LazyLLM 在面对这个问题的时候通过文件队列的方式进行解决的。在模型流式输出的时候，是按照两条路径处理数据的，一条是正常接收消息并缓存，直到模型产生的消息全部接收完，然后才进行后面的消息处理。另一条是按照流式方式，不断把模型产生的消息压入文件队列中，直到检测到 FunctionCall 调用的相关特殊 token 才会停止把消息压入文件队列中。接收消息的时候，需要在另一个线程中从文件队列中获取数据，并试试显示给用户。

原理如下： stream_principle

通过使用文件队列，保证了普通对话应用和 FunctionCall 应用中消息内容的流式输出。在需要生成流式数据的地方，不断的把数据压入到文件队列中，而在需要获取流式数据的地方不断地再把数据从文件队列中取出来。这里写数据到队列和从队列里拿出数据必须是在多线程中进行，并且需要使用 LazyLLM 的线程池，因为 LazyLLM 在多线程中会对文件队列增加标识符，来保证在多线程中操作文件队列时不会混乱。如果不使用多线程或者使用的是 python 自己的库创建的多线程，就不能正确的使用流式操作。

注意

流式需要设置 stream=True。
必须要在多线程中使用文件队列来实现流式输出，并且多线程必须要使用 LazyLLM 提供的线程池来实现。

中间日志输出

同时，在 FunctionCall 或者 Flow 应用中，由于用户看不到中间的结果日志，所以对用户的调试等方面的影响还是比较大的。为了支持把 FunctionCall 或者 Flow 中的中间结果给用户展示出来，我们也可以借助于文件队列的思想。我们还是以上面的 FunctionCall 的代码为例，现在需要把中间结果打印出来，我们只需要修改几行代码即可，工具定义不变，我们只修改模型和 agent 的定义，以及显示日志的代码，代码如下：

import lazyllm
from lazyllm.tools import ReactAgent

llm = lazyllm.TrainableModule("internlm2-chat-20b", stream=True, return_trace=True).start()  # or llm = lazyllm.OnlineChatModule(stream=True, return_trace=True)
tools = ["get_current_weather", "get_n_day_weather_forecast"]
agent = ReactAgent(llm, tools, return_trace=True)

query = "What's the weather like today in celsius in Tokyo and Paris."
with lazyllm.ThreadPoolExecutor(1) as executor:
    future = executor.submit(agent, query)
    while True:
        if value := lazyllm.FileSystemQueue().dequeue():
            print(f"output: {''.join(value)}")
        elif value := lazyllm.FileSystemQueue().get_instance('lazy_trace').dequeue():
            print(f"trace: {''.join(value)}")
        elif future.done():
            break
    print(f"ret: {future.result()}")
# output: Thought: The current language of the user is: English. I need to use a tool to help answer the question.

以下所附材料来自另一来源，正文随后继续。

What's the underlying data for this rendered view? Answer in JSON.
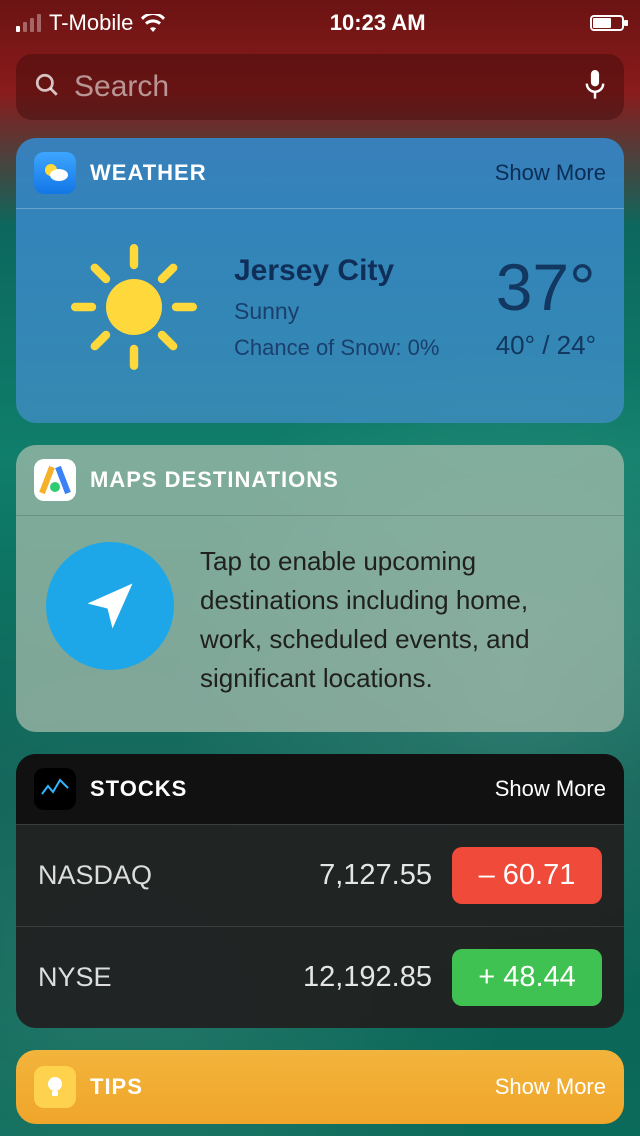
{
  "status": {
    "carrier": "T-Mobile",
    "time": "10:23 AM"
  },
  "search": {
    "placeholder": "Search"
  },
  "weather": {
    "title": "WEATHER",
    "show_more": "Show More",
    "location": "Jersey City",
    "condition": "Sunny",
    "precip_label": "Chance of Snow: 0%",
    "temp": "37°",
    "high_low": "40° / 24°"
  },
  "maps": {
    "title": "MAPS DESTINATIONS",
    "body": "Tap to enable upcoming destinations including home, work, scheduled events, and significant locations."
  },
  "stocks": {
    "title": "STOCKS",
    "show_more": "Show More",
    "rows": [
      {
        "symbol": "NASDAQ",
        "price": "7,127.55",
        "change": "– 60.71",
        "dir": "down"
      },
      {
        "symbol": "NYSE",
        "price": "12,192.85",
        "change": "+ 48.44",
        "dir": "up"
      }
    ]
  },
  "tips": {
    "title": "TIPS",
    "show_more": "Show More"
  }
}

# trace: {'role': 'assistant', 'content': 'Thought: The current language of the user is: English. I need to use a tool to help answer the question.\n', 'tool_calls': [{'index': 0, 'type': 'function', 'id': 'call_d2415b4b478c412ab7363f', 'function': {'arguments': '{"location": "Tokyo", "unit": "celsius"}', 'name': 'get_current_weather'}}, {'index': 1, 'type': 'function', 'id': 'call_15035422418847629999d9', 'function': {'arguments': '{"location": "Paris", "unit": "celsius"}', 'name': 'get_current_weather'}}]}{"location": "Paris", "temperature": "22", "unit": "celsius"}
# trace: {"location": "Tokyo", "temperature": "10", "unit": "celsius"}('{"location": "Tokyo", "temperature": "10", "unit": "celsius"}', '{"location": "Paris", "temperature": "22", "unit": "celsius"}'){'role': 'assistant', 'content': 'Thought: The current language of the user is: English. I need to use a tool to help answer the question.\n', 'tool_calls': [{'index': 0, 'type': 'function', 'id': 'call_d2415b4b478c412ab7363f', 'function': {'arguments': '{"location": "Tokyo", "unit": "celsius"}', 'name': 'get_current_weather'}}, {'index': 1, 'type': 'function', 'id': 'call_15035422418847629999d9', 'function': {'arguments': '{"location": "Paris", "unit": "celsius"}', 'name': 'get_current_weather'}}], 'tool_calls_results': ('{"location": "Tokyo", "temperature": "10", "unit": "celsius"}', '{"location": "Paris", "temperature": "22", "unit": "celsius"}')}
# output: Answer: The current
# output:  weather in Tokyo is 1
# trace: {'role': 'assistant', 'content': 'Answer: The current weather in Tokyo is 10°C, and in Paris, it is 22°C.'}Answer: The current weather in Tokyo is 10°C, and in Paris, it is 22°C.Answer: The current weather in Tokyo is 10°C, and in Paris, it is 22°C.
# output: 0°C, and in Paris, it is 22°C.
# ret: Answer: The current weather in Tokyo is 10°C, and in Paris, it is 22°C.

从上面代码中可以看到对于模型和 agent 定义，只需要加上 return_trace=True 即可，后面显示代码只需要加上从文件队列中获取日志和打印日志的语句即可。从最后的结果中可以看出来，LazyLLM 可以同时支持流式输出 output: 记录和中间结果日志 trace: 记录。trace 日志的收集是在 ModuleBase 中实现的，如果想要在自己实现的模块上实现这个能力，只需要继承 ModuleBase 类即可。

注意

输出中间结果日志时，需要设置 return_trace=True;
如果想要自己实现的功能也有收集中间结果日志的能力，需要继承 ModuleBase 类。

对于 LazyLLM 来说，使用流式输出或者收集中间结果日志就是如此简单，但是却能给用户很好的效果体验。